Avant que cela ne se produise, les agriculteurs kényans devront commencer à cultiver beaucoup plus de coton. Le meilleur moyen d'y parvenir est de permettre l'accès aux semences de cotonnier GM. Écoutez simplement les agriculteurs kényans parler de ses avantages dans cette vidéo.

 

 

Le Kenya est actuellement sur la bonne voie pour adopter un OGM connu sous le nom de « cotonnier Bt », qui repousse les pires parasites, en 2019. Une fois que cela se produira, nous assisterons à un boom du coton, les agriculteurs en cultivant peut-être 200 000 hectares. Nous aurons beaucoup plus de coton, ce qui alimentera notre secteur textile.

 

Les semences GM ne résoudront pas à elles seules tous nos problèmes agricoles. Les routes doivent encore être améliorées, les banques doivent devenir plus conviviales pour les agriculteurs, l'irrigation doit se développer rapidement et les marchés doivent être ouverts aux niveaux local et international.

 

Cependant, je peux garantir que seules les semences GM, cet ingrédient essentiel pour progresser, permettront au président Kenyatta d'atteindre les objectifs qu'il s'est fixés pour nous tous dans le cadre du Big Four Agenda.

 

_________________

 

* Gilbert Arap Bor est agriculteur, à Kapseret, Kenya.
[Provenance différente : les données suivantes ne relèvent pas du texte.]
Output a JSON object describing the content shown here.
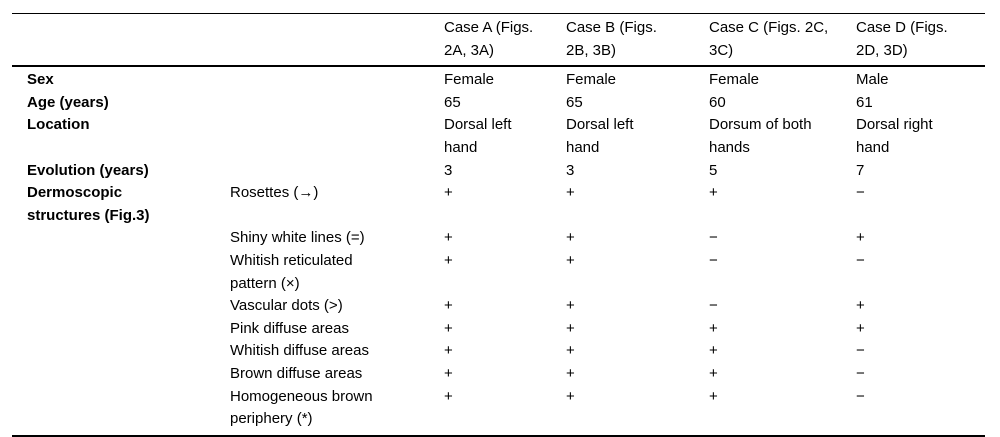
{
  "colors": {
    "background": "#ffffff",
    "text": "#000000",
    "rule": "#000000"
  },
  "table": {
    "header_cols": [
      "",
      "",
      "Case A (Figs.\n2A, 3A)",
      "Case B (Figs.\n2B, 3B)",
      "Case C (Figs. 2C,\n3C)",
      "Case D (Figs.\n2D, 3D)"
    ],
    "rows": [
      {
        "label": "Sex",
        "sub": "",
        "values": [
          "Female",
          "Female",
          "Female",
          "Male"
        ]
      },
      {
        "label": "Age (years)",
        "sub": "",
        "values": [
          "65",
          "65",
          "60",
          "61"
        ]
      },
      {
        "label": "Location",
        "sub": "",
        "values": [
          "Dorsal left\nhand",
          "Dorsal left\nhand",
          "Dorsum of both\nhands",
          "Dorsal right\nhand"
        ]
      },
      {
        "label": "Evolution (years)",
        "sub": "",
        "values": [
          "3",
          "3",
          "5",
          "7"
        ]
      },
      {
        "label": "Dermoscopic\nstructures (Fig.3)",
        "sub": "Rosettes (→)",
        "values": [
          "+",
          "+",
          "+",
          "−"
        ]
      },
      {
        "label": "",
        "sub": "Shiny white lines (=)",
        "values": [
          "+",
          "+",
          "−",
          "+"
        ]
      },
      {
        "label": "",
        "sub": "Whitish reticulated\npattern (×)",
        "values": [
          "+",
          "+",
          "−",
          "−"
        ]
      },
      {
        "label": "",
        "sub": "Vascular dots (>)",
        "values": [
          "+",
          "+",
          "−",
          "+"
        ]
      },
      {
        "label": "",
        "sub": "Pink diffuse areas",
        "values": [
          "+",
          "+",
          "+",
          "+"
        ]
      },
      {
        "label": "",
        "sub": "Whitish diffuse areas",
        "values": [
          "+",
          "+",
          "+",
          "−"
        ]
      },
      {
        "label": "",
        "sub": "Brown diffuse areas",
        "values": [
          "+",
          "+",
          "+",
          "−"
        ]
      },
      {
        "label": "",
        "sub": "Homogeneous brown\nperiphery (*)",
        "values": [
          "+",
          "+",
          "+",
          "−"
        ]
      }
    ]
  }
}
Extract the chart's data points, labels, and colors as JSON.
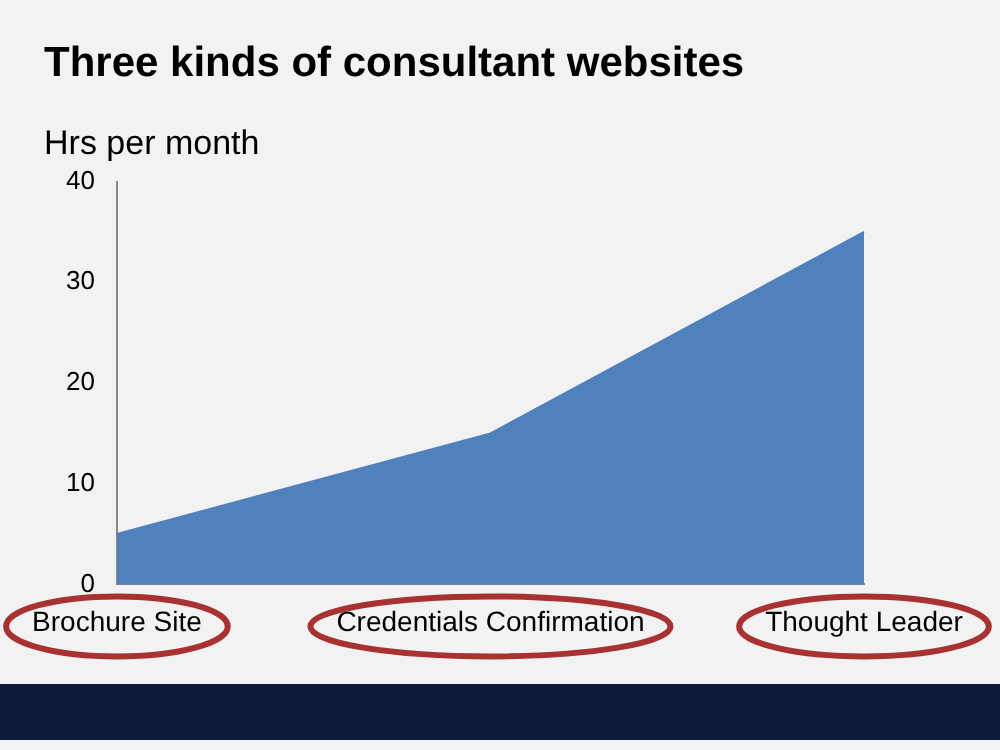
{
  "chart_data": {
    "type": "area",
    "title": "Three kinds of consultant websites",
    "ylabel": "Hrs per month",
    "categories": [
      "Brochure Site",
      "Credentials Confirmation",
      "Thought Leader"
    ],
    "values": [
      5,
      15,
      35
    ],
    "color": "#4f81bd",
    "ylim": [
      0,
      40
    ],
    "yticks": [
      0,
      10,
      20,
      30,
      40
    ],
    "grid": false,
    "legend": false
  }
}
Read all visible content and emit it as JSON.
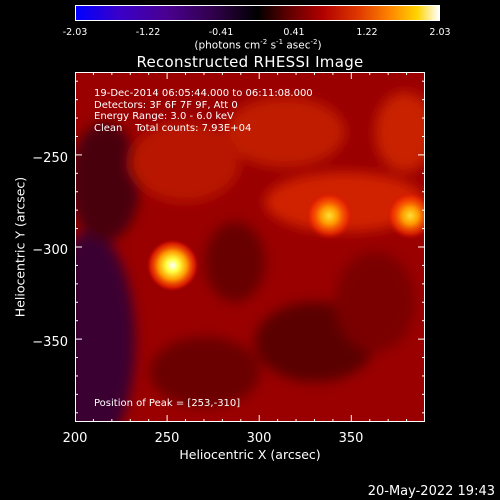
{
  "colorbar": {
    "ticks": [
      -2.03,
      -1.22,
      -0.41,
      0.41,
      1.22,
      2.03
    ],
    "tick_labels": [
      "-2.03",
      "-1.22",
      "-0.41",
      "0.41",
      "1.22",
      "2.03"
    ],
    "units_prefix": "(photons cm",
    "units_exp1": "-2",
    "units_mid1": " s",
    "units_exp2": "-1",
    "units_mid2": " asec",
    "units_exp3": "-2",
    "units_suffix": ")"
  },
  "chart_data": {
    "type": "heatmap",
    "title": "Reconstructed RHESSI Image",
    "xlabel": "Heliocentric X (arcsec)",
    "ylabel": "Heliocentric Y (arcsec)",
    "xlim": [
      200,
      390
    ],
    "ylim": [
      -395,
      -205
    ],
    "x_ticks": [
      200,
      250,
      300,
      350
    ],
    "y_ticks": [
      -250,
      -300,
      -350
    ],
    "color_range": [
      -2.03,
      2.03
    ],
    "peaks": [
      {
        "x": 253,
        "y": -310,
        "value": 2.03
      },
      {
        "x": 338,
        "y": -283,
        "value": 1.6
      },
      {
        "x": 382,
        "y": -283,
        "value": 1.55
      }
    ],
    "annotations": {
      "time_range": "19-Dec-2014 06:05:44.000 to 06:11:08.000",
      "detectors": "Detectors: 3F 6F 7F 9F, Att 0",
      "energy_range": "Energy Range: 3.0 - 6.0 keV",
      "method": "Clean",
      "total_counts": "Total counts: 7.93E+04",
      "peak_position": "Position of Peak = [253,-310]"
    }
  },
  "timestamp": "20-May-2022 19:43"
}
Il cultive du maïs, des légumes et a des vaches laitières sur une petite ferme de 10 hectares près d'Eldoret, au Kenya. M. Bor, professeur à l'Université catholique de l'Afrique de l'Est, à Eldoret Campus (Gaba), est un membre du Truth About Trade & Technology Global Farmer Network et a reçu en 2011 le Kleckner Trade & Technology Advancement Award.